Following a decision by the Parole Commission, the 58-year-old mother-of-two was last night released from custody in Belfast City Hospital, where she has spent the past year seriously ill.
Her family said that while they were delighted she had been freed, they said she never should have been jailed in the first place.
Price's husband Jerry McGlinchey said: "I'm elated Marian is home but I am very angry that I lost my wife for two years.
"Marian's physical and mental health has deteriorated hugely since she was jailed. She will require extensive medical care over coming months and years."
Ms Price, who had a high political profile before her imprisonment, is banned from talking to the Press as part of the conditions of her release.

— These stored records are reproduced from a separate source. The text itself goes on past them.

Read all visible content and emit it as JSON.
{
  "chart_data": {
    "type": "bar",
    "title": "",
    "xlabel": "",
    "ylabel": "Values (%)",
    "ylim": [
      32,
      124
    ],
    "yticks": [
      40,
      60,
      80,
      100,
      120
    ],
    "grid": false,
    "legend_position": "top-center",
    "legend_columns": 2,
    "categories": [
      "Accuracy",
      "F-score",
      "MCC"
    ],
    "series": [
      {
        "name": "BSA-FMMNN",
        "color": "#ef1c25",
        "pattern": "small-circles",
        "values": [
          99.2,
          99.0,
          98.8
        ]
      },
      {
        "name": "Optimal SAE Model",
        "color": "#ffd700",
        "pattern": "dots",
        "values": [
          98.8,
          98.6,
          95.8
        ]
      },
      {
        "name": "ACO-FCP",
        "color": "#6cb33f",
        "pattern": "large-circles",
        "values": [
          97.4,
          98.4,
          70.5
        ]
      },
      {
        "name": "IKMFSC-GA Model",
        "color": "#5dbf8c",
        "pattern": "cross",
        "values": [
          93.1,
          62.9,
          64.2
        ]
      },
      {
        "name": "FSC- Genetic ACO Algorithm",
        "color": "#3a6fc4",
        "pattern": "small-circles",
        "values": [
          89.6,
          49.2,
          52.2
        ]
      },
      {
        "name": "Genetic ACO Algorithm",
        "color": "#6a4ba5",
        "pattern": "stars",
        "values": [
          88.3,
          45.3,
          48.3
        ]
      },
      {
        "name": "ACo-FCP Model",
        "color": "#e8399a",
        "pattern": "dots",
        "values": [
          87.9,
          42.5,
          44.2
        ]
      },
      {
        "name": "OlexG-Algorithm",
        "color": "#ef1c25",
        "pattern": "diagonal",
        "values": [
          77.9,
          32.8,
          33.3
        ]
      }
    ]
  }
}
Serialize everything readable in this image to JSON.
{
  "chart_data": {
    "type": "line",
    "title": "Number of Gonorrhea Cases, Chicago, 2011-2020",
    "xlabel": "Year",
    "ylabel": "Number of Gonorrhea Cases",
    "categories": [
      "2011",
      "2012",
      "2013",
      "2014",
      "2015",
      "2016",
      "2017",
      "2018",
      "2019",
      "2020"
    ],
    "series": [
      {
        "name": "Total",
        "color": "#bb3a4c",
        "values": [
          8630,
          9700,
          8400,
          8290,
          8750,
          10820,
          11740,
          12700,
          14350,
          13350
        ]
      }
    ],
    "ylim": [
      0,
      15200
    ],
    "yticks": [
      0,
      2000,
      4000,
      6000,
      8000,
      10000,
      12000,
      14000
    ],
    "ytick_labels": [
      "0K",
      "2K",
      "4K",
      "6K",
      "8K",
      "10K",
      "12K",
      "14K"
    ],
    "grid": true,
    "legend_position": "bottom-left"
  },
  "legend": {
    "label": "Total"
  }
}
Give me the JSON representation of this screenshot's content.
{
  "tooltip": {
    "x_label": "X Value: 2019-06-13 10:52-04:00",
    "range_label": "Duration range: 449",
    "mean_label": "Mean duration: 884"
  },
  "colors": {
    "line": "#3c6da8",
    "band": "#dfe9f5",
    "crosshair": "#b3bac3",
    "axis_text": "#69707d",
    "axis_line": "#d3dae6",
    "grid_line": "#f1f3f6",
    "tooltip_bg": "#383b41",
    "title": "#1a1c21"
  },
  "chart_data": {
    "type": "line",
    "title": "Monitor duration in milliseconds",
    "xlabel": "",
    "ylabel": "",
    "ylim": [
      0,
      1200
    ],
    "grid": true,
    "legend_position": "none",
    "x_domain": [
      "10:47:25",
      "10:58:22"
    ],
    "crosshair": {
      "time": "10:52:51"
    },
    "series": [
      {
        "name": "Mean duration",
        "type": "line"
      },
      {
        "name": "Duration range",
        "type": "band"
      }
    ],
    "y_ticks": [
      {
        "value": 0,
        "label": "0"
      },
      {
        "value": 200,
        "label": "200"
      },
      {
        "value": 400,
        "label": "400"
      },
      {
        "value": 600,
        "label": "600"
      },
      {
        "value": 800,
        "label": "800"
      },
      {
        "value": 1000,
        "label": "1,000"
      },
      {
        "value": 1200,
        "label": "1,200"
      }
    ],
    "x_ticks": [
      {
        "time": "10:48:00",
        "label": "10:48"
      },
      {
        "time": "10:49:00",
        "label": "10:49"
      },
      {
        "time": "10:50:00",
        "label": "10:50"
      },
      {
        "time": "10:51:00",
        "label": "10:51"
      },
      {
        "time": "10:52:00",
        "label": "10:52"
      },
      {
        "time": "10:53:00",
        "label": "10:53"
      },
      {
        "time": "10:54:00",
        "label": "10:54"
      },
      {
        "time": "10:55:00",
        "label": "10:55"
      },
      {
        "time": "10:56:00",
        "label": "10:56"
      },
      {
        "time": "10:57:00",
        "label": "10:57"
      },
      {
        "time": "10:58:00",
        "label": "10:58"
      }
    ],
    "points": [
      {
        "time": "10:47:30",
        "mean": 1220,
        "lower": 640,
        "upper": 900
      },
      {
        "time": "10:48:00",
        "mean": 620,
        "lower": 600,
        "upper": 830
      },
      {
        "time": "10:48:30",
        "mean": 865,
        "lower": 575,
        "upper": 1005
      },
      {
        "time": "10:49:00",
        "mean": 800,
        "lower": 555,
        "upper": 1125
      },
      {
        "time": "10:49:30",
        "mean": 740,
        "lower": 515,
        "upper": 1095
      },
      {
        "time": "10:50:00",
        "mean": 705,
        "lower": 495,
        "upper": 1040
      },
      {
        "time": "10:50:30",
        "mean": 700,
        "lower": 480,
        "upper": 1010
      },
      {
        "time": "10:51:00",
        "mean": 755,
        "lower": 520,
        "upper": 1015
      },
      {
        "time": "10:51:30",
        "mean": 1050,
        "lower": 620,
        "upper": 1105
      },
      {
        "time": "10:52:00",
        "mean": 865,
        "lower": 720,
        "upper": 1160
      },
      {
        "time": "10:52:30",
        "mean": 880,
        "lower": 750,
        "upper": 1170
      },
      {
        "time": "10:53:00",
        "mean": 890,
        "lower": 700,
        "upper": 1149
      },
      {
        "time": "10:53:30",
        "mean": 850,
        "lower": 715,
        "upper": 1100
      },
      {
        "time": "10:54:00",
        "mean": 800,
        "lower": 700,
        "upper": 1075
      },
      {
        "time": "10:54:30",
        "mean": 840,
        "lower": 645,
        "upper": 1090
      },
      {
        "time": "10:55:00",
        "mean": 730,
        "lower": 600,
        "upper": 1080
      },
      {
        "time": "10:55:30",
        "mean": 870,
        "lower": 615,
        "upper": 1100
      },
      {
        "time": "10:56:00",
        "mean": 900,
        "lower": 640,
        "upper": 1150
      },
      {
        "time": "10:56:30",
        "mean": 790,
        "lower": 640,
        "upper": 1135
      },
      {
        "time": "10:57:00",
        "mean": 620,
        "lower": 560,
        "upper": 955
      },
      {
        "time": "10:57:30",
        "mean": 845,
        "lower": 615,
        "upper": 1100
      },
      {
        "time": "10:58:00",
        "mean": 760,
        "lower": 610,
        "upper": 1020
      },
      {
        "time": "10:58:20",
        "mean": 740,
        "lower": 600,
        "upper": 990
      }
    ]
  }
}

The veteran republican, who served seven years in jail in the 1970s for bombing London, was charged with holding a statement for a masked Real IRA man at an Easter Rising commemoration in Derry in 2011.
A court granted her bail on that offence but the then Secretary of State Owen Paterson revoked her licence.
Her lawyers claimed he had no right to do so as she had been granted a royal pardon when freed from jail in 1980.
The Government said this pardon had been lost.
Ms Price's solicitor, Kevin Winters, said the decision to free Price was "long overdue".
He added: "The ordeal Marian Price has been through raises serious questions about what was a classic example of the Executive trumping due process.
"It was the modern day equivalent of internment." Price's release was welcomed by nationalist politicians on both sides of the border.
Sinn Fein president Gerry Adams (below) said: "Marian was held without due process and has been very ill for most of this time.
"She posed no threat and her continued detention undermined the justice system and the political process."
SDLP MLA Pat Ramsey: "This was never a case about politics. It had human rights at its centre."
Taoiseach Enda Kenny also welcomed the Parole Commission decision.
But the DUP's Paul Givan described it as "bizarre".
Mr Givan said: "Those who have rallied to Marian Price's case should understand that pandering to dissident republicans sends a mixed message to people across the province."
Marian Price is the former national secretary of the dissident republican political group the 32 County Sovereignty Movement. With her sister Dolours and Gerry Kelly – now a senior Sinn Fein politician – she was part of an IRA unit which bombed the Old Bailey and Whitehall in London in 1973. Around 200 people were injured and one man died of a heart attack. Price embarked on a hunger strike in Brixton Prison demanding a transfer to Armagh jail. In 1994, she said Sinn Fein had "betrayed republicanism".